Information gained from pupillary assessment is used in decision-making regarding patient triage, diagnosis, treatment, and prognosis. For more than 100 years, clinicians have evaluated pupil size and reactivity to light in patients with brain injury or impaired consciousness to monitor neurological status and trends.¹ Images of a physician or nurse shining a penlight into the eyes of a patient to assess pupil reactivity are universal.
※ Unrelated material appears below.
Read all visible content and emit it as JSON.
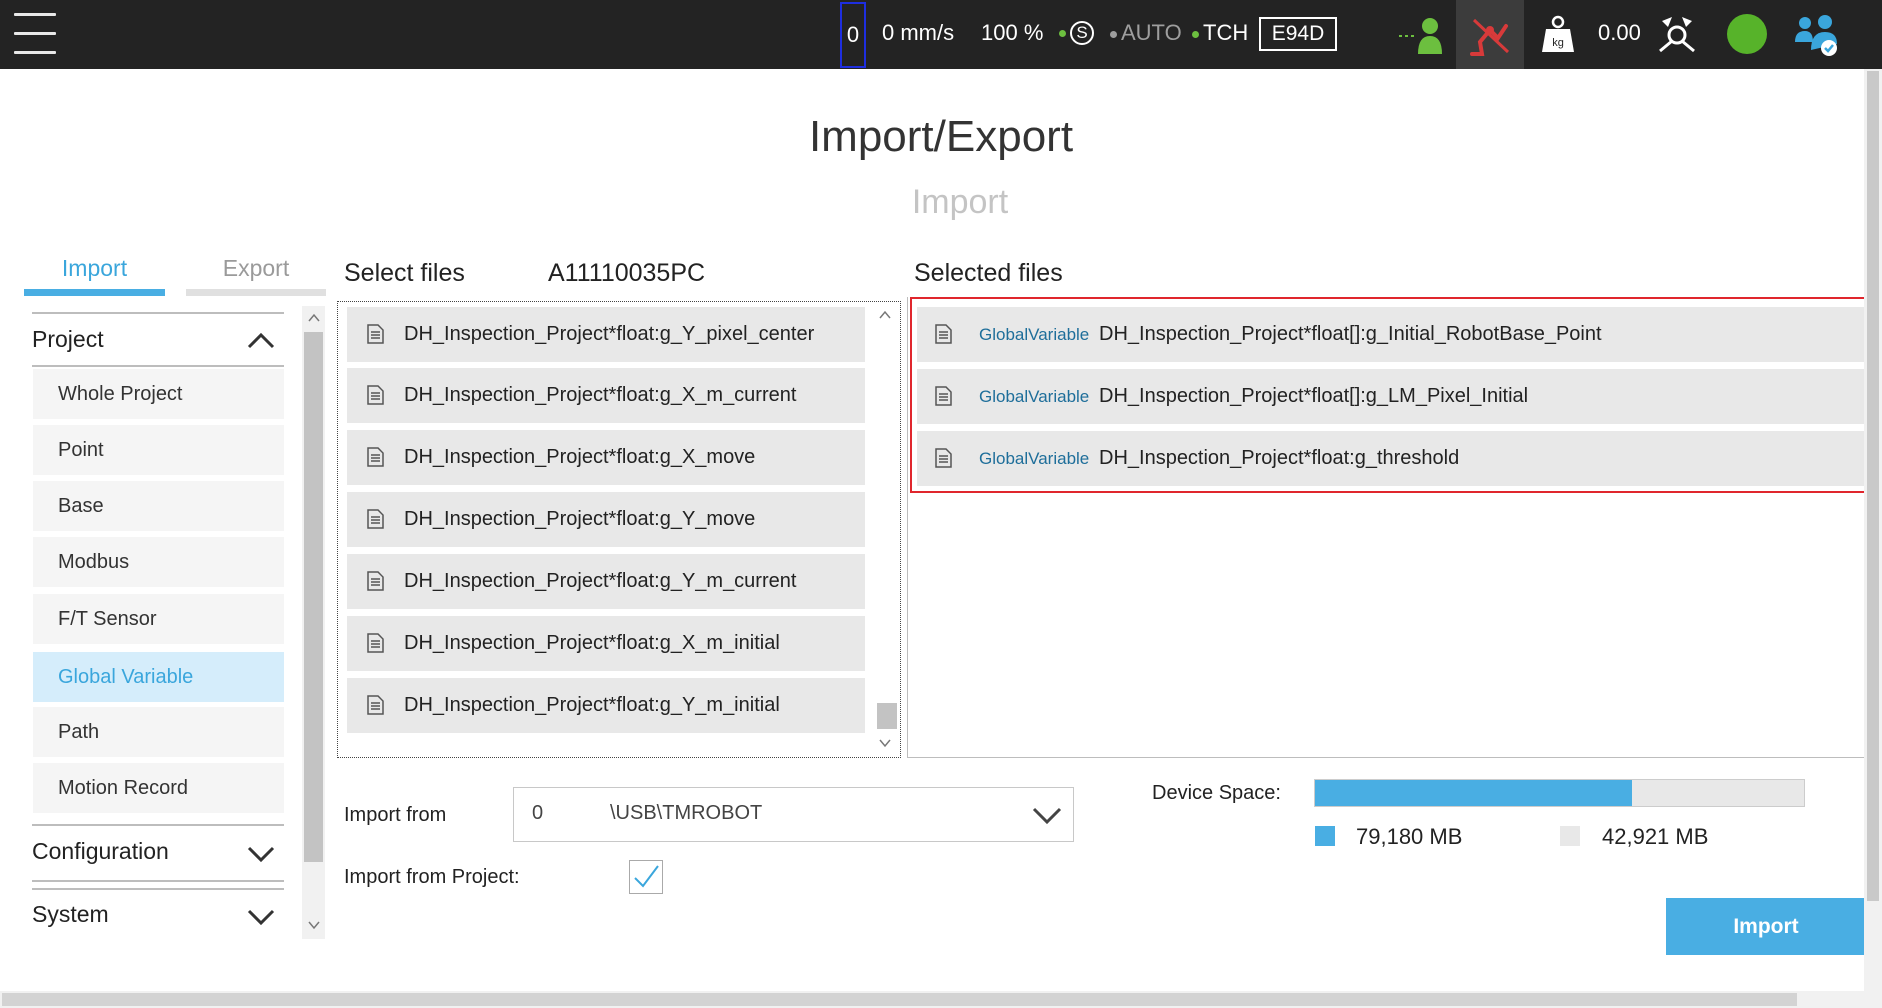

NeurOptics^® NPi^® Pupillometers provide accurate, reliable and objective pupil size and reactivity data, independent of the examiner, to support neurological examination in adult and pediatric patients with brain injury across a broad spectrum of diagnoses. Patients with primary neurological diagnoses such as traumatic brain injury (TBI), stroke, or seizure, along with patients suffering neurological consequences after cardiac arrest, ECMO and other medical conditions can benefit from automated pupillometry.

The Challenges

• Early detection of neurological injury is critical for effective and timely diagnosis and treatment.²
• Traditionally, pupil reactivity is manually measured by penlight or flashlight, and pupil size is visually estimated using a pupil gauge.
• These manual methods are subjective, inaccurate, and prone to variability and error.^2-9
• A variety of factors can affect the validity of manual pupil assessment and increase inter-examiner disagreement, including poor lighting conditions, the examiner’s visual acuity, and the strength, distance, and orientation of the light stimulus with respect to the patient’s eye.^5,8
• Studies show inter-examiner disagreement in the manual evaluation of pupillary reaction to be as high as 39 percent.^4,7,8,10
• With manual assessment, errors during documentation, recording, and reporting of pupillary data can occur.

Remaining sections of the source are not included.